Anthony Marra: 'Write what you want to know'
Anthony Marra, author of 'The Constellation of Vital Phenomena,' one of the most highly praised novels of 2013, took a gamble when he set his debut novel in a country he barely knew.
Each year, there are a certain number of "consensus" books that seem to land on almost everybody's year-end, best-of lists. One of the novels that ranks high among 2013 consensus titles is Anthony Marra's The Constellation of Vital Phenomena, the story of two doctors and an eight-year-old girl, navigating five difficult days in an abandoned hospital during what is sometimes called "the Second Chechen War".

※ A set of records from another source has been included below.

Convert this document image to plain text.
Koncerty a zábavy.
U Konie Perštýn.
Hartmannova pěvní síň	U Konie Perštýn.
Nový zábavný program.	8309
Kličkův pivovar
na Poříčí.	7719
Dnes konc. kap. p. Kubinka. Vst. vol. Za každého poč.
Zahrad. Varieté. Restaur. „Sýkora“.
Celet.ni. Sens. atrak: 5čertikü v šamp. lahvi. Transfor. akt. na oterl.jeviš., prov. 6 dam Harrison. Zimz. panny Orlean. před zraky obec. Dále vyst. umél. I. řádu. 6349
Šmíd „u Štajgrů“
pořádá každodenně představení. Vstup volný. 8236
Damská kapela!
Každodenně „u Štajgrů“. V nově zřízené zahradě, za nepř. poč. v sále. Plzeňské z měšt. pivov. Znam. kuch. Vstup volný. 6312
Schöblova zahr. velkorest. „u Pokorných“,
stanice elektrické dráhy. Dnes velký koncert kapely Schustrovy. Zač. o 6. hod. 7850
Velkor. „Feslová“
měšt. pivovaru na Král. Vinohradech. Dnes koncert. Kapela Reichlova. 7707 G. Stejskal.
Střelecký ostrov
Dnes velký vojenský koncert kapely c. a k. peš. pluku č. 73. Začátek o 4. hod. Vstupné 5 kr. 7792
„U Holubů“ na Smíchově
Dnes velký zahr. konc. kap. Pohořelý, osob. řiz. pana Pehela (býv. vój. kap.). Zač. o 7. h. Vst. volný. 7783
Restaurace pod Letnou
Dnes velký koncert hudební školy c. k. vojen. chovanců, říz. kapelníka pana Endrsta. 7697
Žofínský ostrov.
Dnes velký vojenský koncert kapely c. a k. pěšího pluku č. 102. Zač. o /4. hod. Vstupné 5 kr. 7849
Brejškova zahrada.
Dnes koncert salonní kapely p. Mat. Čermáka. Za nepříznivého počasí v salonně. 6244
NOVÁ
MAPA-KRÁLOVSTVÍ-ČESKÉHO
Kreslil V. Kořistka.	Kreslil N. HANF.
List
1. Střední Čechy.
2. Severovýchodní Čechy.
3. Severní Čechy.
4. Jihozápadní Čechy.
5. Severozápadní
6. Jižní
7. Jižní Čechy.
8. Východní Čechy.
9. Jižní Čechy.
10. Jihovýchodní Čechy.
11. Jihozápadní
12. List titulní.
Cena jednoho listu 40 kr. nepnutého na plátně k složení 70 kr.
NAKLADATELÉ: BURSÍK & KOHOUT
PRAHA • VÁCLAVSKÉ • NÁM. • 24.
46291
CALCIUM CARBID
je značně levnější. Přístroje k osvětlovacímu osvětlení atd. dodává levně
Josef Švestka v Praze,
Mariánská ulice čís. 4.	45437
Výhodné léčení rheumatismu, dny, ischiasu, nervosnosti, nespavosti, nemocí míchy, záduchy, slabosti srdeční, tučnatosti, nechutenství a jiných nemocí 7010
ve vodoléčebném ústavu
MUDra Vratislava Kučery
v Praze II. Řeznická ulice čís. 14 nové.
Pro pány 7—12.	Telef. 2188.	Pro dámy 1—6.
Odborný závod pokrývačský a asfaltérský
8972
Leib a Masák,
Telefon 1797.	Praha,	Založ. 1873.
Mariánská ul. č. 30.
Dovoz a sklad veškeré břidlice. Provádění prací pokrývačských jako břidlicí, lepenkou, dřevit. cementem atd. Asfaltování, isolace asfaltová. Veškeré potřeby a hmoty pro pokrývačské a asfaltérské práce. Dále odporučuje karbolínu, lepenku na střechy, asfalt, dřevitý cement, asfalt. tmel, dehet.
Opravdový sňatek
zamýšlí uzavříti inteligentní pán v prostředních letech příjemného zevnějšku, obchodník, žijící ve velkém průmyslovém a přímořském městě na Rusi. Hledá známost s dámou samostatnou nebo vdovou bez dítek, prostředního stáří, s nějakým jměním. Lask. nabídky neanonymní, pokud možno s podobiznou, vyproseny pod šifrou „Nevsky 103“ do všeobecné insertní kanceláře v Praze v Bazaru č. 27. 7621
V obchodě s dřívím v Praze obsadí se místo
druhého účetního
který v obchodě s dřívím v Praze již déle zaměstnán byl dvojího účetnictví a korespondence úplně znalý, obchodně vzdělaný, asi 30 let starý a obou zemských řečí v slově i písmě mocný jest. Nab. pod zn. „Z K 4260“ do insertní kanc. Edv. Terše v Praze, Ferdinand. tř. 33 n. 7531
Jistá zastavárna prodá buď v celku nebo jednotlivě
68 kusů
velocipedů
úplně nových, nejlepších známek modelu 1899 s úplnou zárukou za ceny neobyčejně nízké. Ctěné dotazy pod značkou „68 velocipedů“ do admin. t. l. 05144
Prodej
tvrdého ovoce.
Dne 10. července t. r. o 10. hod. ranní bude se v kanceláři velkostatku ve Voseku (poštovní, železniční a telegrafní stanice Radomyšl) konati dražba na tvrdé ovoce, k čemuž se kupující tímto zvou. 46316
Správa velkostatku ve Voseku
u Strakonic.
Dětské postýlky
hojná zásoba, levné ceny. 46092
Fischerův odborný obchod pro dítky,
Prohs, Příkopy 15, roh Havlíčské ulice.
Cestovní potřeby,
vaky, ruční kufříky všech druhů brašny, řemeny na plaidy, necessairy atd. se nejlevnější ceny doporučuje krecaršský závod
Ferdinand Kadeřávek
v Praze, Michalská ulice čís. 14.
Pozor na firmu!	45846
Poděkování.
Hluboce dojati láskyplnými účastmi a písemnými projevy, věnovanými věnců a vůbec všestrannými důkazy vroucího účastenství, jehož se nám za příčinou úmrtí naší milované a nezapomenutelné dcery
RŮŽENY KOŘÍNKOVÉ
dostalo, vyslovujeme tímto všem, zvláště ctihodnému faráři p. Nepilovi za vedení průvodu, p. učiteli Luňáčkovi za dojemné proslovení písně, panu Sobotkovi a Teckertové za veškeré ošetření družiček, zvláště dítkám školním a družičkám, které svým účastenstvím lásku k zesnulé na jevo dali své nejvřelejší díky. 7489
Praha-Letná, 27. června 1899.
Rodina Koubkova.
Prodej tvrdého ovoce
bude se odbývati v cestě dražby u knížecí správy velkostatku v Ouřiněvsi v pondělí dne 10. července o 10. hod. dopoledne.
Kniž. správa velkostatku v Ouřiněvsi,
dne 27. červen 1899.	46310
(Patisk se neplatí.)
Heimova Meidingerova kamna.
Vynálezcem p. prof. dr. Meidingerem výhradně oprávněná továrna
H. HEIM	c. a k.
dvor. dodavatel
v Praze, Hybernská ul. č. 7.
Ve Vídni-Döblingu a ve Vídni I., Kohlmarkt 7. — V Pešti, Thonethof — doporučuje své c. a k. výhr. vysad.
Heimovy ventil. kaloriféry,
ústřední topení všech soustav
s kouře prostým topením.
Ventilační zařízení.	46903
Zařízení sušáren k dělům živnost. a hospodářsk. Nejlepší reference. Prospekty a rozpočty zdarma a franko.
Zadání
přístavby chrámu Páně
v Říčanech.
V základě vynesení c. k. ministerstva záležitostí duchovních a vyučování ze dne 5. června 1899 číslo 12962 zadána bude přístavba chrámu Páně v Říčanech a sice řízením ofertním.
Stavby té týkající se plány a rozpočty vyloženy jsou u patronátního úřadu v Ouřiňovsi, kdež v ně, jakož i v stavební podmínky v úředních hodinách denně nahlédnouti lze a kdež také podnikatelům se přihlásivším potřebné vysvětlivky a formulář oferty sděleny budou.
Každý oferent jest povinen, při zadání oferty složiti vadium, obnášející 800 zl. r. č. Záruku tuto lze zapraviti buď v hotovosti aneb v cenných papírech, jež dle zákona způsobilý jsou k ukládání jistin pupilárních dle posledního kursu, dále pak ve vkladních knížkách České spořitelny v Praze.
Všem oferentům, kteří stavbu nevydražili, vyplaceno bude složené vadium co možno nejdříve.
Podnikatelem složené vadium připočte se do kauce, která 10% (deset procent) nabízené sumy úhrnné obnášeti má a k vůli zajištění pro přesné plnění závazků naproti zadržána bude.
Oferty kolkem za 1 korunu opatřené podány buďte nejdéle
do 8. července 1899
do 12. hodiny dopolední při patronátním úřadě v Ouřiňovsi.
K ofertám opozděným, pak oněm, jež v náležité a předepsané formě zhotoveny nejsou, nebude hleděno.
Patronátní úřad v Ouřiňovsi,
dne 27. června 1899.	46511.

Marra – who received a National Book Award nomination for his book – recently answered some questions for the Monitor.
Q. One of the most common maxims of writing seems to be: “Write what you know.” What made you brave enough to ignore this?
For the years I spent working on it, "Constellation" was the only novel I knew how to write, so maybe I still abided by the maxim? Regardless, I prefer the maxim: Write what you want to know, rather than what you already know. A novel can enlarge the empathy and imagination of both its author and its reader, and my experience, that sense of enlargement is most intense when I’m transported beyond the narrow limits of my daily life. The stories I’d read, heard, and much later saw for myself in Chechnya, resounded in me in a way that I could only articulate through fiction.
Q. Do you think that the great success of your novel this year has helped US readers to better know and appreciate Chechnya and Chechens? Was that a goal of yours?
To be honest, when I was working on the book I wasn’t entirely sure a novel about Chechnya would find a publisher, much less a readership. It’s been enormously gratifying to hear that the novel has helped some readers gain a deeper awareness of Chechnya, but my first and most important goal was to tell a good story.
Q. Was Russian lit a fascination of yours? Other literary influences?
I took a 19th-century Russian novel class in college and have been smitten with Russian literature ever since. Writers like Tolstoy, Dostoyevsky, Grossman, and Solzhenitsyn tackle the great questions of morality, politics, love, and death. Their names have become cultural shorthand for the kind of ambition and scope I seek as a reader and admire as a writer.
Q. Do you think you will write about the region again or was this a one-time experience for you?
I had assumed I’d pack my bags and head elsewhere after Constellation, but Chechnya is creeping its way into the margins of my second book.
Q. Where did the pair of doctors at the heart of the novel come from? Why were you drawn to doctors as protagonists and why such a mixed pair?
I knew early on that though the novel was set against a backdrop of war, it would be a book about recovery rather than destruction, about surgeons rather than soldiers. Sonja, who single-handedly runs a dilapidated hospital, is incredibly tough, assertive, unsentimental and ambitious, while her partner in crime, Akhmed, is an thoroughly incompetent doctor but a decent man. Each challenges and ultimately changes the other.
Q. 2013 must have been a very busy year for you. But did you have time to read other 2013 books? Any you especially enjoyed or would recommend?
It’s been an amazing year for fiction, but four I particularly enjoyed are "The Infatuations" by Javier Marias, "We Need New Names" by NoViolet Bulawayo, "A Marker to Measure Drift" by Alexander Maksik, and "The Woman Who Lost Her Soul" by Bob Shacochis.